Even his tremendous world cruiserweight title win against Jean-Marc Mormeck in 2007 wasn’t picked up by a UK television station until the eleventh hour when Setanta swooped in to seal a cut-price deal. But, refreshingly, David, back then, couldn’t have cared less. He wanted only to become world champion.

Then came the million quid to knock out Enzo Maccarinelli and unify the cruiserweight division. Then came the inevitable move to heavyweight. Then ‘The Hayemaker’ was truly born and with it emerged a pay-per-view star, as well as an expanding entourage and countless extracurricular projects, few of which related to boxing, all of which took his focus off the very thing that defined him.

One day he enthusiastically informed me he’d met either Jay-Z or Will Smith – name-dropped superstars are all much of a muchness after a while – at a music event and been told the key to their success was that they spend every single waking moment thinking only of ways to make money. For David, it was a eureka moment. A genuine moment of clarity. For me, however, it was the beginning of the end. Soon enough he’d have no use for me and our inane chats about Roy Jones, Jr. and other boxers. Boxing itself, our common ground, would bore him. He’d outgrow it. Now there were other things, other role models, other opportunities, which piqued his interest, and life after prizefighting – something he tackled from 2014 onwards – was one awash with people oblivious to his ring exploits but aroused by his stardom bending over backwards to inform him of ways to make a lot of money.
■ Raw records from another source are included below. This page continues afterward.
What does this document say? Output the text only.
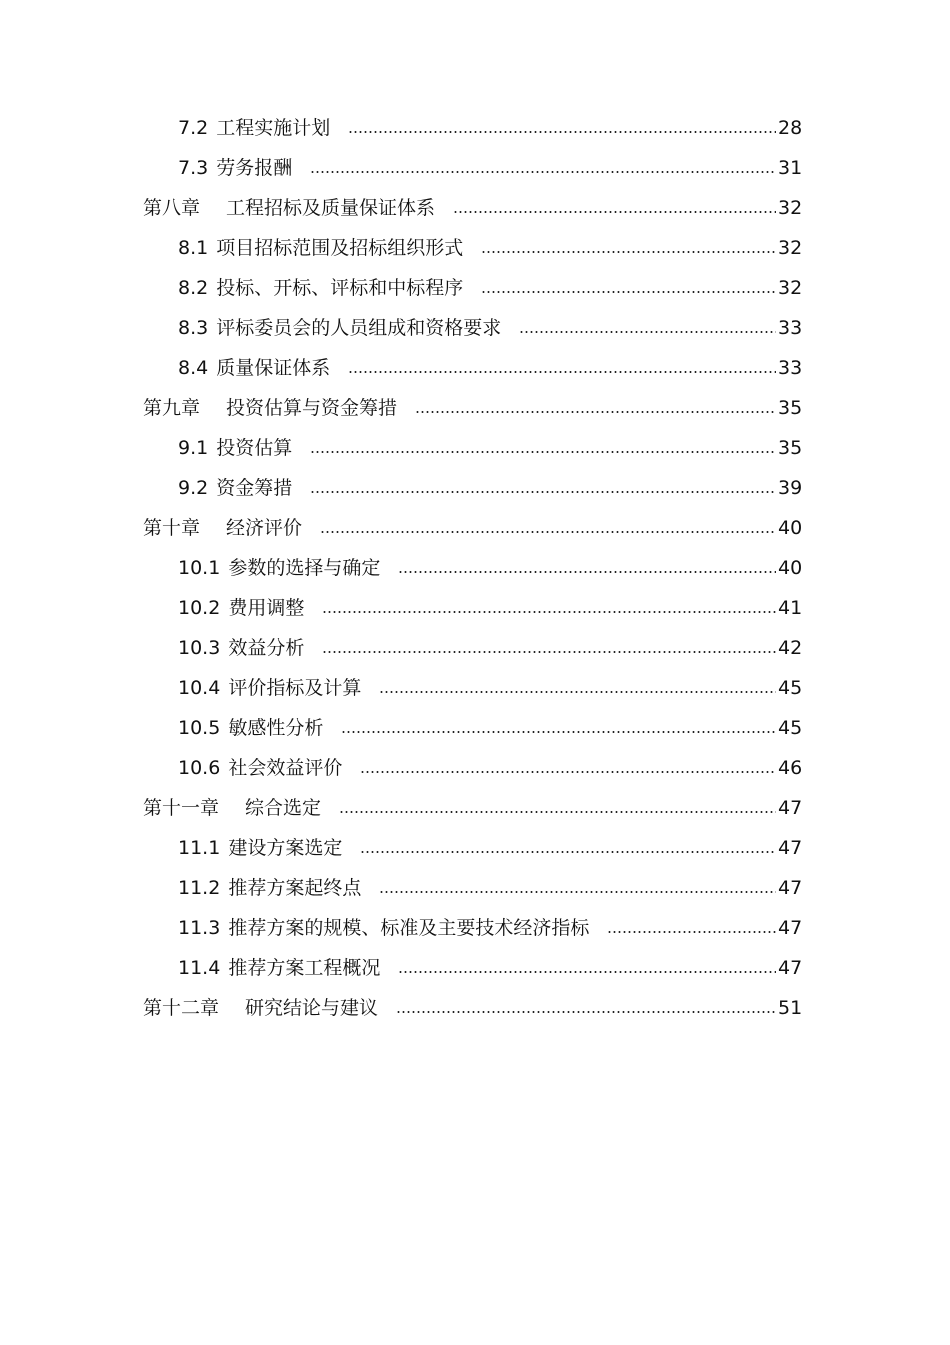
7.2 工程实施计划	28
7.3 劳务报酬	31
第八章 工程招标及质量保证体系	32
8.1 项目招标范围及招标组织形式	32
8.2 投标、开标、评标和中标程序	32
8.3 评标委员会的人员组成和资格要求	33
8.4 质量保证体系	33
第九章 投资估算与资金筹措	35
9.1 投资估算	35
9.2 资金筹措	39
第十章 经济评价	40
10.1 参数的选择与确定	40
10.2 费用调整	41
10.3 效益分析	42
10.4 评价指标及计算	45
10.5 敏感性分析	45
10.6 社会效益评价	46
第十一章 综合选定	47
11.1 建设方案选定	47
11.2 推荐方案起终点	47
11.3 推荐方案的规模、标准及主要技术经济指标	47
11.4 推荐方案工程概况	47
第十二章 研究结论与建议	51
Making Haye, indeed. It was a natural part of the process, I suppose. We’d always wanted him to be successful, rich and famous. Now he was.

In many ways, then, ‘Haye Day’ is a celebration not of David Haye’s thrilling boxing career but of his rise to celebrity. It’s unapologetically being sold as such, aimed at an audience who’ve watched him more on game shows than in boxing rings, an audience liable to miss the knockout punch because they’ll be preoccupied taking ringside selfies with cast members of Eastenders, and it’s totally understandable. It’s show-business, lest we forget. My only hope is that those busy hashtagging and holding up sheets of A4 paper find the time to explore David Haye’s previous fights. They won’t be disappointed.

As for me, I choose to fondly remember halcyon days, proper ‘Haye Days’, specifically between the summer of 2007 and the spring of 2008, when a friend of mine was one of the finest cruiserweights to ever live and Roy, Marvin and a few others were with him every step of the way.